In January 2017, Olsons's debut solo album, recorded in Malmo, Sweden, in 1988, was released in the U.S. by Sunset Blvd Records. This U.S. edition is titled Rubies & Diamonds after one of the album's tracks. It featured Olson and George Callins of the Textones, plus Gene Clark on vocals, plus most of the members of the Swedish rock band Wilmer X: Thomas Holst (lead guitar), Stefan Bjork (bass guitar), Sticky Bomb (drums) and Jalle Lorensson (harmonica). The album was produced by Tomas Gabrielsson along with Olson and Callins.

In February 2020, Olson released Have Harmony, Will Travel 2 – the sequel to volume 1. The new album included new duets with Stephen McCarthy (of The Long Ryders), Timothy B. Schmit, Peter Noone, Terry Reid, Jim Muske, Ana Gazzola as well asfour4 archive recordings featuring Percy Sledge, Gene Clark, and I See Hawks In L.A.

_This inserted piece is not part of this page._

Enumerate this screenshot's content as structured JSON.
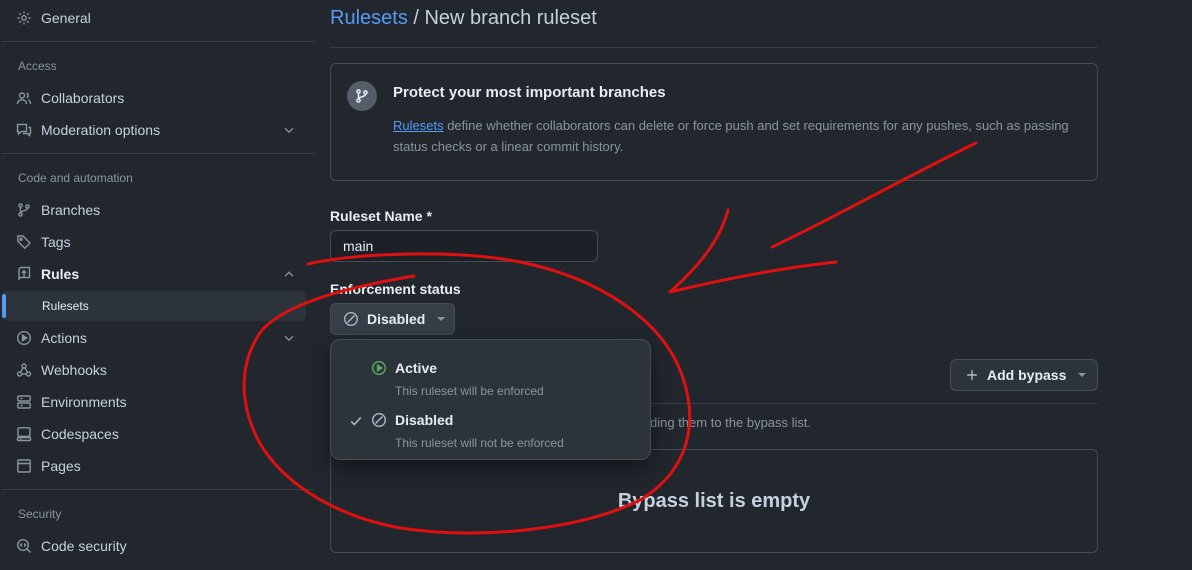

In late 2021, BMG Records / Renew released a vinyl album Americana Railroad. It was released on CD in 2022. The album featured nine tracks produced by Olson: "Here Comes That Train Again" and "I Remember The Railroad" by Stephen McCarthy and Carla Olson, "The Conductor Wore Black" and "Midnight Rail" by Robert Rex Waller Jr, "Mystery Train" by Rocky Burnette, "Train Kept A-Rollin'" by Gary Myrick, "Runaway Train" by John York, also "Mystery Train" by James Intveld and "Southwest Chief" by Dave Alvin. Olson also appeared with Brian Ray performing "Whiskey Train" and she mixed John Fogerty's contribution, "City of New Orleans".